Moving into new premises

Trade Vehicle Parts, a Leicester-based supplier and distributor of accident repair parts, secured a commercial mortgage from Barclays six months ago – allowing the business to establish its first trading premises.

Co-founders Vladimir Asenov and Deyan Petrovski were in the process of relocating their stock when the country went into lockdown, making the move more difficult. Fortunately, their Barclays Business Manager, Amar Karia, was on hand to offer support through an overdraft increase to help meet the rising costs of moving – and mitigate the additional financial pressures during a difficult trading period.

The funds gave our business the breathing space it needed to start rethinking our business strategy and adapt to changing customer needs

Vladimir Asenov

Co-founder of Trade Vehicle Parts

Storage shelves at a vehicle repairs store.

Leicester-based Trade Vehicle Parts established its first trading premises, with support from Barclays.

Asenov and Petrovski also faced a sudden loss in sales because of the drop in demand for car parts, so Karia helped the business to secure a £200,000 CBIL in just a few weeks. “The funds gave our business the breathing space it needed to start rethinking our business strategy and adapt to changing customer needs,” Asenov explains. “Thanks to the help and support of our Barclays Business Manager, I have a positive outlook for the future.”

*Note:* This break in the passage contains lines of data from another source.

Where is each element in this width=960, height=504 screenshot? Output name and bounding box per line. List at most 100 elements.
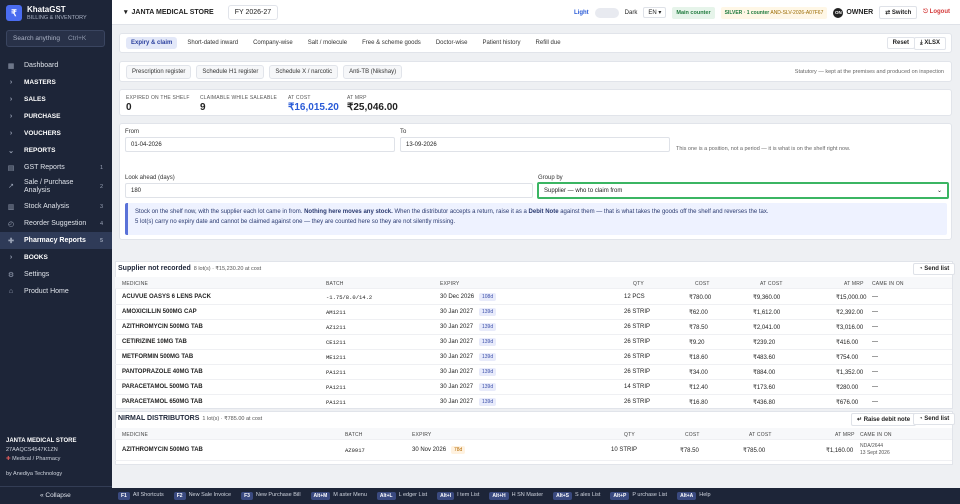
sidebar-item-label: Pharmacy Reports xyxy=(24,237,86,244)
send-list-label: Send list xyxy=(924,416,950,422)
table-row[interactable]: PANTOPRAZOLE 40MG TAB PA1211 30 Jan 2027 26… xyxy=(115,365,952,380)
cell-cost: ₹18.60 xyxy=(689,355,708,361)
logout-icon: ⎋ xyxy=(923,9,928,15)
sidebar-item-pharmacy-reports[interactable]: ✚ Pharmacy Reports 5 xyxy=(0,232,112,249)
group-by-select[interactable]: Supplier — who to claim from ⌄ xyxy=(537,182,949,199)
whatsapp-icon: ◔ xyxy=(919,266,923,272)
sidebar-item-settings[interactable]: ⚙ Settings xyxy=(0,266,112,283)
cell-batch: CE1211 xyxy=(326,339,346,346)
tab-short-dated-inward[interactable]: Short-dated inward xyxy=(182,37,243,49)
sidebar-item-gst-reports[interactable]: ▤ GST Reports 1 xyxy=(0,159,112,176)
cell-expiry: 30 Jan 2027 xyxy=(440,309,474,315)
to-date-input[interactable]: 13-09-2026 xyxy=(400,137,670,152)
tab-company-wise[interactable]: Company-wise xyxy=(248,37,298,49)
sidebar-item-product-home[interactable]: ⌂ Product Home xyxy=(0,283,112,300)
sidebar-item-label: SALES xyxy=(24,96,46,103)
from-date-input[interactable]: 01-04-2026 xyxy=(125,137,395,152)
tab-doctor-wise[interactable]: Doctor-wise xyxy=(431,37,473,49)
column-header: BATCH xyxy=(345,432,363,438)
sidebar-search-input[interactable]: Search anything Ctrl+K xyxy=(6,30,105,47)
days-to-expiry-badge: 78d xyxy=(451,446,466,454)
sidebar-item-vouchers[interactable]: › VOUCHERS xyxy=(0,125,112,142)
table-row[interactable]: METFORMIN 500MG TAB ME1211 30 Jan 2027 26 S… xyxy=(115,350,952,365)
chevron-right-icon: › xyxy=(9,79,13,86)
shortcut-item[interactable]: Alt+I I tem List xyxy=(437,492,479,500)
shortcut-item[interactable]: Alt+H H SN Master xyxy=(489,492,543,500)
raise-debit-note-button[interactable]: ↵ Raise debit note xyxy=(851,413,917,426)
sidebar-item-label: MASTERS xyxy=(24,79,56,86)
tab-salt-molecule[interactable]: Salt / molecule xyxy=(303,37,352,49)
cell-qty: 26 STRIP xyxy=(624,309,651,315)
sidebar-item-dashboard[interactable]: ▦ Dashboard xyxy=(0,57,112,74)
table-row[interactable]: AMOXICILLIN 500MG CAP AM1211 30 Jan 2027 26… xyxy=(115,305,952,320)
info-text: 5 lot(s) carry no expiry date and cannot… xyxy=(135,218,456,225)
shortcut-item[interactable]: Alt+M M aster Menu xyxy=(310,492,367,500)
table-row[interactable]: PARACETAMOL 500MG TAB PA1211 30 Jan 2027 14… xyxy=(115,380,952,395)
user-menu[interactable]: ON OWNER xyxy=(833,7,873,18)
sidebar-item-label: VOUCHERS xyxy=(24,130,61,137)
counter-badge: Main counter xyxy=(672,6,715,19)
tab-anti-tb[interactable]: Anti-TB (Nikshay) xyxy=(343,64,403,79)
topbar: ▾ JANTA MEDICAL STORE FY 2026-27 Light D… xyxy=(112,0,960,25)
chevron-down-icon: ▾ xyxy=(124,9,128,16)
switch-button[interactable]: ⇄ Switch xyxy=(879,6,918,19)
shortcut-label: S ales List xyxy=(575,492,601,498)
tab-patient-history[interactable]: Patient history xyxy=(478,37,526,49)
shortcut-item[interactable]: F2 New Sale Invoice xyxy=(173,492,231,500)
cell-at-cost: ₹1,612.00 xyxy=(753,310,781,316)
table-row[interactable]: AZITHROMYCIN 500MG TAB AZ0917 30 Nov 202… xyxy=(115,441,952,461)
tab-schedule-h1-register[interactable]: Schedule H1 register xyxy=(196,64,265,79)
sidebar-item-books[interactable]: › BOOKS xyxy=(0,249,112,266)
shortcut-label: H SN Master xyxy=(511,492,544,498)
table-row[interactable]: PARACETAMOL 650MG TAB PA1211 30 Jan 2027 26… xyxy=(115,395,952,410)
sidebar-item-purchase[interactable]: › PURCHASE xyxy=(0,108,112,125)
app-root: ₹ KhataGST BILLING & INVENTORY Search an… xyxy=(0,0,960,504)
cell-came-in-on: — xyxy=(872,309,878,315)
sidebar-item-label: GST Reports xyxy=(24,164,65,171)
shortcut-item[interactable]: F3 New Purchase Bill xyxy=(241,492,301,500)
theme-toggle[interactable] xyxy=(594,7,619,18)
sidebar-item-sale-purchase-analysis[interactable]: ↗ Sale / Purchase Analysis 2 xyxy=(0,176,112,198)
tab-expiry-claim[interactable]: Expiry & claim xyxy=(126,37,178,49)
shortcut-item[interactable]: Alt+S S ales List xyxy=(553,492,600,500)
tab-free-scheme-goods[interactable]: Free & scheme goods xyxy=(357,37,426,49)
sidebar-item-stock-analysis[interactable]: ▥ Stock Analysis 3 xyxy=(0,198,112,215)
info-emphasis: Nothing here moves any stock. xyxy=(304,209,393,215)
fy-selector[interactable]: FY 2026-27 xyxy=(227,4,279,20)
cell-came-in-on: — xyxy=(872,339,878,345)
cell-at-cost: ₹9,360.00 xyxy=(753,295,781,301)
cell-at-cost: ₹884.00 xyxy=(753,370,776,376)
cell-batch: PA1211 xyxy=(326,369,346,376)
export-xlsx-button[interactable]: ⤓ XLSX xyxy=(914,37,946,50)
switch-label: Switch xyxy=(891,10,912,16)
sidebar-item-sales[interactable]: › SALES xyxy=(0,91,112,108)
table-row[interactable]: AZITHROMYCIN 500MG TAB AZ1211 30 Jan 2027 2… xyxy=(115,320,952,335)
pharmacy-icon: ✚ xyxy=(6,456,11,462)
store-selector[interactable]: ▾ JANTA MEDICAL STORE xyxy=(124,8,214,17)
sidebar-item-masters[interactable]: › MASTERS xyxy=(0,74,112,91)
tab-schedule-x-narcotic[interactable]: Schedule X / narcotic xyxy=(269,64,339,79)
xlsx-label: XLSX xyxy=(924,40,940,46)
tab-prescription-register[interactable]: Prescription register xyxy=(126,64,192,79)
shortcut-item[interactable]: Alt+A Help xyxy=(677,492,711,500)
logout-button[interactable]: ⎋ Logout xyxy=(923,9,950,16)
cell-cost: ₹780.00 xyxy=(689,295,712,301)
shortcut-item[interactable]: Alt+P P urchase List xyxy=(610,492,667,500)
table-row[interactable]: ACUVUE OASYS 6 LENS PACK -1.75/8.0/14.2 30… xyxy=(115,290,952,305)
sidebar-item-reorder-suggestion[interactable]: ◴ Reorder Suggestion 4 xyxy=(0,215,112,232)
theme-dark-label: Dark xyxy=(624,9,638,16)
to-date-hint: This one is a position, not a period — i… xyxy=(676,146,851,152)
reset-button[interactable]: Reset xyxy=(886,37,915,49)
cell-cost: ₹16.80 xyxy=(689,400,708,406)
shortcut-item[interactable]: F1 All Shortcuts xyxy=(118,492,164,500)
table-row[interactable]: CETIRIZINE 10MG TAB CE1211 30 Jan 2027 26 S… xyxy=(115,335,952,350)
sidebar-item-reports[interactable]: ⌄ REPORTS xyxy=(0,142,112,159)
cell-at-cost: ₹436.80 xyxy=(753,400,776,406)
collapse-button[interactable]: « Collapse xyxy=(40,492,71,499)
send-list-button[interactable]: ◔ Send list xyxy=(913,413,956,425)
shortcut-item[interactable]: Alt+L L edger List xyxy=(376,492,427,500)
send-list-button[interactable]: ◔ Send list xyxy=(913,263,956,275)
look-ahead-input[interactable]: 180 xyxy=(125,183,533,198)
language-select[interactable]: EN ▾ xyxy=(643,7,667,18)
tab-refill-due[interactable]: Refill due xyxy=(531,37,566,49)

The loan has helped to fund training for a dedicated team focused on identifying the types of products that have seen an increase in demand because of lockdown restrictions. The business has now expanded its remit by offering items such as kitchen appliances and outdoor furniture – a strategy which has created a stronger business model. Karia says: “I’m delighted that the business has been able to successfully pivot, which stands it in good stead for the future.”

Fine dining delivered

Voted ‘Scottish Restaurant of the Year’ for the past two years, the closure of non-essential businesses in March had a catastrophic impact on the revenue of well-known Edinburgh seafood restaurant, Ondine.

Karin and Roy Brett at Ondine restaurant in Scotland.

We’re looking into how customers could order online, and working with Barclaycard to support online payments

Karin Brett

Co-owner of Ondine

As a result, the business took advantage of the Bounce Back Loan Scheme to initially help pay overheads and supply costs, and give owners Karin and Roy Brett the capacity to create an additional revenue stream through ‘Ondine at Home’, a three-course set menu with a bottle of wine available to takeaway.

With the support of their Barclays Relationship Director, Richie Paul, the pair are continuing with this new venture as lockdown restrictions ease. “We’re looking into how customers could order online, and working with Barclaycard to support online payments,” explains Karin Brett. “We’ll continue with ‘Ondine at Home’ for as long as there is demand for it. We realise a lot of people may be wary of visiting restaurants for some time to come.”

By continuing to offer a takeaway service, those cautious about visiting the newly reopened restaurant can still enjoy Ondine classics like baked diver scallops and langoustines from the comfort of their own home.

Barclays is continuing to work with small, medium and large businesses to understand how they have been affected by the pandemic and provide solutions that will help them beyond this difficult period.